The staticfiles directory is mapped to /app/static inside the container so that Nginx can serve static content directly.
nginx:
image: nginx:latest
container_name: nginx
ports:
- "80:80"
depends_on:
- web
volumes:
- ./src/nginx/conf.d:/etc/nginx/conf.d
- ./src/nginx/logs:/var/log/nginx
- ./src/staticfiles:/app/static
restart: always
networks:
- myproject-net
Nginx Configuration
Next, we configure Nginx. conf.d contains a default.conf file, which contains the Nginx configuration. Static files are served directly from /app/static/, while all other requests are forwarded to port 8000, where Gunicorn serves the Django application.
It is also a good idea to put rate limitation to your application (More details cab be found on Rate Limiting with NGINX – NGINX Community Blog).
limit_req_zone $binary_remote_addr zone=mylimit:10m rate=10r/s;
server {
listen 80;
location /static/ {
alias /app/static/;
}
location / {
limit_req zone=mylimit burst=20 nodelay;
proxy_pass http://web:8000;
proxy_set_header Host $host;
proxy_set_header X-Real-IP $remote_addr;
proxy_set_header X-Forwarded-For $proxy_add_x_forwarded_for;
}
}
The configuration does the following
- limit_req_zone: Defines a shared memory zone used for request rate limiting.
- $binary_remote_addr: Uses the client’s IP address (in binary form) as the key, meaning rate limiting is applied per client IP.
- zone=mylimit:10m: Names the zone mylimit and allocates 10 mb of shared memory.
- rate=10r/s: Allows 10 requests per second per IP.
- listen 80: Nginx listens for incoming HTTP traffic on port 80.
- location /static/: Matches all requests starting with /static/. Serves files directly from /app/static/ inside the container and bypasses the backend app (Gunicorn).
- location /: matches all other requests.
- limit_req zone=mylimit: Applies the previously defined rate-limit zone.
- burst=20: Allows up to 20 requests to exceed the rate temporarily. Requests in the burst are not delayed. If the burst limit is exceeded, requests are immediately rejected (HTTP 503)
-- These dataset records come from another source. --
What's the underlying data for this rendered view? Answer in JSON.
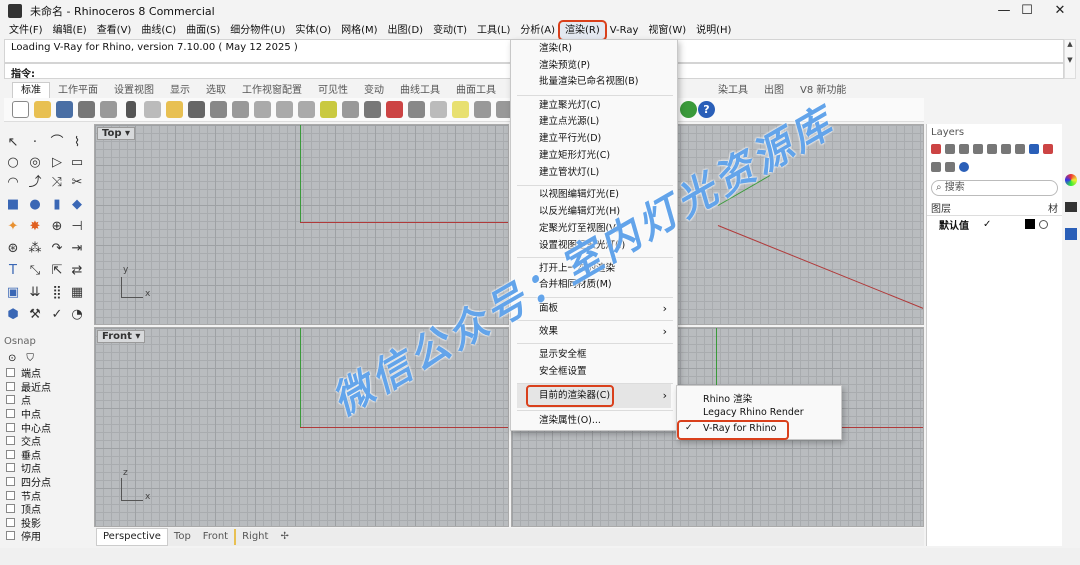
{
  "window": {
    "title": "未命名 - Rhinoceros 8 Commercial",
    "minimize": "—",
    "maximize": "☐",
    "close": "✕"
  },
  "menubar": [
    "文件(F)",
    "编辑(E)",
    "查看(V)",
    "曲线(C)",
    "曲面(S)",
    "细分物件(U)",
    "实体(O)",
    "网格(M)",
    "出图(D)",
    "变动(T)",
    "工具(L)",
    "分析(A)",
    "渲染(R)",
    "V-Ray",
    "视窗(W)",
    "说明(H)"
  ],
  "active_menu": "渲染(R)",
  "command": {
    "history": "Loading V-Ray for Rhino, version 7.10.00 ( May 12 2025 )",
    "prompt": "指令:"
  },
  "tabs": [
    "标准",
    "工作平面",
    "设置视图",
    "显示",
    "选取",
    "工作视窗配置",
    "可见性",
    "变动",
    "曲线工具",
    "曲面工具",
    "实",
    "",
    "",
    "",
    "",
    "染工具",
    "出图",
    "V8 新功能"
  ],
  "viewports": [
    {
      "name": "Top",
      "x_axis": "x",
      "y_axis": "y"
    },
    {
      "name": "Front",
      "x_axis": "x",
      "y_axis": "z"
    }
  ],
  "viewport_tabs": [
    "Perspective",
    "Top",
    "Front",
    "Right",
    "✢"
  ],
  "osnap": {
    "title": "Osnap",
    "items": [
      "端点",
      "最近点",
      "点",
      "中点",
      "中心点",
      "交点",
      "垂点",
      "切点",
      "四分点",
      "节点",
      "顶点",
      "投影",
      "停用"
    ]
  },
  "layers": {
    "title": "Layers",
    "search_placeholder": "搜索",
    "col_name": "图层",
    "col_mat": "材",
    "default_layer": "默认值",
    "check": "✓"
  },
  "render_menu": {
    "items": [
      {
        "label": "渲染(R)"
      },
      {
        "label": "渲染预览(P)"
      },
      {
        "label": "批量渲染已命名视图(B)"
      },
      {
        "label": "建立聚光灯(C)"
      },
      {
        "label": "建立点光源(L)"
      },
      {
        "label": "建立平行光(D)"
      },
      {
        "label": "建立矩形灯光(C)"
      },
      {
        "label": "建立管状灯(L)"
      },
      {
        "label": "以视图编辑灯光(E)"
      },
      {
        "label": "以反光编辑灯光(H)"
      },
      {
        "label": "定聚光灯至视图(V)"
      },
      {
        "label": "设置视图至聚光灯(I)"
      },
      {
        "label": "打开上一次的渲染"
      },
      {
        "label": "合并相同材质(M)"
      },
      {
        "label": "面板",
        "submenu": true
      },
      {
        "label": "效果",
        "submenu": true
      },
      {
        "label": "显示安全框"
      },
      {
        "label": "安全框设置"
      },
      {
        "label": "目前的渲染器(C)",
        "submenu": true
      },
      {
        "label": "渲染属性(O)..."
      }
    ],
    "arrow": "›"
  },
  "renderer_submenu": {
    "items": [
      {
        "label": "Rhino 渲染",
        "checked": false
      },
      {
        "label": "Legacy Rhino Render",
        "checked": false
      },
      {
        "label": "V-Ray for Rhino",
        "checked": true
      }
    ],
    "check": "✓"
  },
  "watermark": "微信公众号：室内灯光资源库",
  "colors": {
    "accent": "#d9401c",
    "x_axis": "#b03a3a",
    "y_axis": "#3a9a3a",
    "watermark": "#4894e6"
  }
}
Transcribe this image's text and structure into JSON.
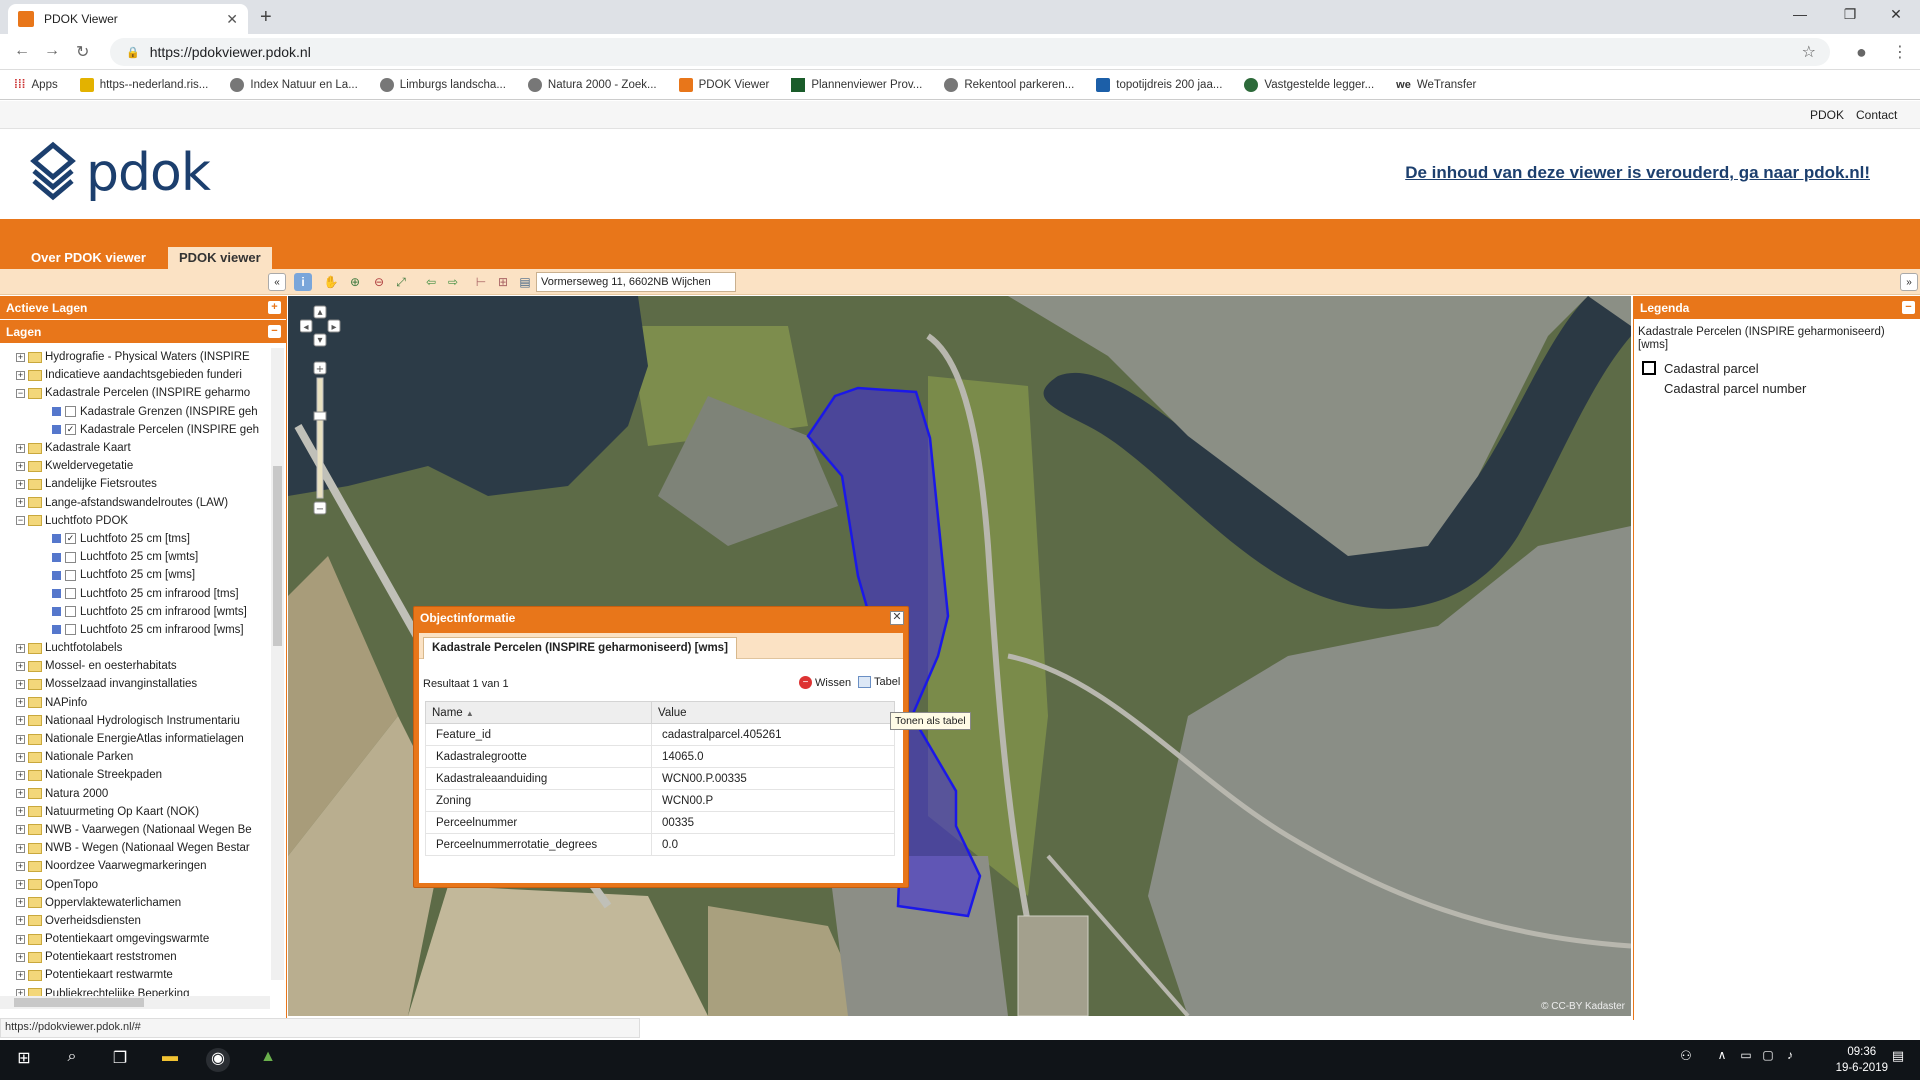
{
  "browser": {
    "tab_title": "PDOK Viewer",
    "url": "https://pdokviewer.pdok.nl",
    "bookmarks": [
      "Apps",
      "https--nederland.ris...",
      "Index Natuur en La...",
      "Limburgs landscha...",
      "Natura 2000 - Zoek...",
      "PDOK Viewer",
      "Plannenviewer Prov...",
      "Rekentool parkeren...",
      "topotijdreis 200 jaa...",
      "Vastgestelde legger...",
      "WeTransfer"
    ]
  },
  "site": {
    "topnav": [
      "PDOK",
      "Contact"
    ],
    "logo": "pdok",
    "notice": "De inhoud van deze viewer is verouderd, ga naar pdok.nl!",
    "tabs": [
      "Over PDOK viewer",
      "PDOK viewer"
    ]
  },
  "toolbar": {
    "search_value": "Vormerseweg 11, 6602NB Wijchen"
  },
  "left": {
    "active_layers": "Actieve Lagen",
    "layers": "Lagen",
    "tree": [
      {
        "t": "Hydrografie - Physical Waters (INSPIRE",
        "k": "f",
        "pm": "+"
      },
      {
        "t": "Indicatieve aandachtsgebieden funderi",
        "k": "f",
        "pm": "+"
      },
      {
        "t": "Kadastrale Percelen (INSPIRE geharmo",
        "k": "f",
        "pm": "−"
      },
      {
        "t": "Kadastrale Grenzen (INSPIRE geh",
        "k": "l",
        "c": false
      },
      {
        "t": "Kadastrale Percelen (INSPIRE geh",
        "k": "l",
        "c": true
      },
      {
        "t": "Kadastrale Kaart",
        "k": "f",
        "pm": "+"
      },
      {
        "t": "Kweldervegetatie",
        "k": "f",
        "pm": "+"
      },
      {
        "t": "Landelijke Fietsroutes",
        "k": "f",
        "pm": "+"
      },
      {
        "t": "Lange-afstandswandelroutes (LAW)",
        "k": "f",
        "pm": "+"
      },
      {
        "t": "Luchtfoto PDOK",
        "k": "f",
        "pm": "−"
      },
      {
        "t": "Luchtfoto 25 cm [tms]",
        "k": "l",
        "c": true
      },
      {
        "t": "Luchtfoto 25 cm [wmts]",
        "k": "l",
        "c": false
      },
      {
        "t": "Luchtfoto 25 cm [wms]",
        "k": "l",
        "c": false
      },
      {
        "t": "Luchtfoto 25 cm infrarood [tms]",
        "k": "l",
        "c": false
      },
      {
        "t": "Luchtfoto 25 cm infrarood [wmts]",
        "k": "l",
        "c": false
      },
      {
        "t": "Luchtfoto 25 cm infrarood [wms]",
        "k": "l",
        "c": false
      },
      {
        "t": "Luchtfotolabels",
        "k": "f",
        "pm": "+"
      },
      {
        "t": "Mossel- en oesterhabitats",
        "k": "f",
        "pm": "+"
      },
      {
        "t": "Mosselzaad invanginstallaties",
        "k": "f",
        "pm": "+"
      },
      {
        "t": "NAPinfo",
        "k": "f",
        "pm": "+"
      },
      {
        "t": "Nationaal Hydrologisch Instrumentariu",
        "k": "f",
        "pm": "+"
      },
      {
        "t": "Nationale EnergieAtlas informatielagen",
        "k": "f",
        "pm": "+"
      },
      {
        "t": "Nationale Parken",
        "k": "f",
        "pm": "+"
      },
      {
        "t": "Nationale Streekpaden",
        "k": "f",
        "pm": "+"
      },
      {
        "t": "Natura 2000",
        "k": "f",
        "pm": "+"
      },
      {
        "t": "Natuurmeting Op Kaart (NOK)",
        "k": "f",
        "pm": "+"
      },
      {
        "t": "NWB - Vaarwegen (Nationaal Wegen Be",
        "k": "f",
        "pm": "+"
      },
      {
        "t": "NWB - Wegen (Nationaal Wegen Bestar",
        "k": "f",
        "pm": "+"
      },
      {
        "t": "Noordzee Vaarwegmarkeringen",
        "k": "f",
        "pm": "+"
      },
      {
        "t": "OpenTopo",
        "k": "f",
        "pm": "+"
      },
      {
        "t": "Oppervlaktewaterlichamen",
        "k": "f",
        "pm": "+"
      },
      {
        "t": "Overheidsdiensten",
        "k": "f",
        "pm": "+"
      },
      {
        "t": "Potentiekaart omgevingswarmte",
        "k": "f",
        "pm": "+"
      },
      {
        "t": "Potentiekaart reststromen",
        "k": "f",
        "pm": "+"
      },
      {
        "t": "Potentiekaart restwarmte",
        "k": "f",
        "pm": "+"
      },
      {
        "t": "Publiekrechtelijke Beperking",
        "k": "f",
        "pm": "+"
      }
    ]
  },
  "legend": {
    "title": "Legenda",
    "layer": "Kadastrale Percelen (INSPIRE geharmoniseerd) [wms]",
    "item1": "Cadastral parcel",
    "item2": "Cadastral parcel number"
  },
  "popup": {
    "title": "Objectinformatie",
    "tab": "Kadastrale Percelen (INSPIRE geharmoniseerd) [wms]",
    "result": "Resultaat 1 van 1",
    "clear": "Wissen",
    "table": "Tabel",
    "tooltip": "Tonen als tabel",
    "col_name": "Name",
    "col_value": "Value",
    "rows": [
      [
        "Feature_id",
        "cadastralparcel.405261"
      ],
      [
        "Kadastralegrootte",
        "14065.0"
      ],
      [
        "Kadastraleaanduiding",
        "WCN00.P.00335"
      ],
      [
        "Zoning",
        "WCN00.P"
      ],
      [
        "Perceelnummer",
        "00335"
      ],
      [
        "Perceelnummerrotatie_degrees",
        "0.0"
      ]
    ]
  },
  "map": {
    "attribution": "© CC-BY Kadaster"
  },
  "status": {
    "url": "https://pdokviewer.pdok.nl/#"
  },
  "clock": {
    "time": "09:36",
    "date": "19-6-2019"
  }
}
- proxy_pass http://web:8000: Forwards requests to the backend service. web is the Docker service name, port 8000 is where Gunicorn is listening.
- proxy_set_header Host $host: Passes the original Host header to the backend.
- proxy_set_header X-Real-IP $remote_addr: Sends the client’s real IP address to the backend.
- proxy_set_header X-Forwarded-For $proxy_add_x_forwarded_for: Appends the client IP to the X-Forwarded-for chain (A list of IP addresses representing the full proxy chain. There may be multiple depending on the number of proxies).
Web (Gunicorn) and Nginx Containers
The final configuration for web and nginx containers looks like the following. Port 8000 for web service is exposed only inside the Docker network.
services:
web:
container_name: web
command: sh -c "gunicorn project.wsgi:application --workers 4 --threads 10 --bind 0.0.0.0:8000"
image: project:latest
ports:
- "8000"
volumes:
- ./src:/src
networks:
- myproject-net
nginx:
image: nginx:latest
container_name: nginx
ports:
- "80:80"
depends_on:
- web
volumes:
- ./src/nginx/conf.d:/etc/nginx/conf.d
- ./src/nginx/logs:/var/log/nginx
- ./src/staticfiles:/app/static
restart: always
networks:
- myproject-net
networks:
myproject-net:
external: true
This Docker Compose setup defines a two-container architecture using Nginx as a reverse proxy and Gunicorn to run the Django application.
The web service runs the Django application using Gunicorn. It starts Gunicorn with four worker processes and ten threads per worker, listening on port 8000 inside the container. The application code is mounted from the host into the container, allowing changes to the source code without rebuilding the image.
The nginx service acts as the public entry point. It listens on port 80 of the host machine and forwards incoming HTTP requests to the web service. Nginx loads its configuration from a mounted directory on the host, stores its logs on the host for easier access, and directly serves static files from a mounted static directory instead of passing those requests to the Django application. The container is configured to restart automatically if it stops unexpectedly.
Both services are connected to an externally managed Docker network.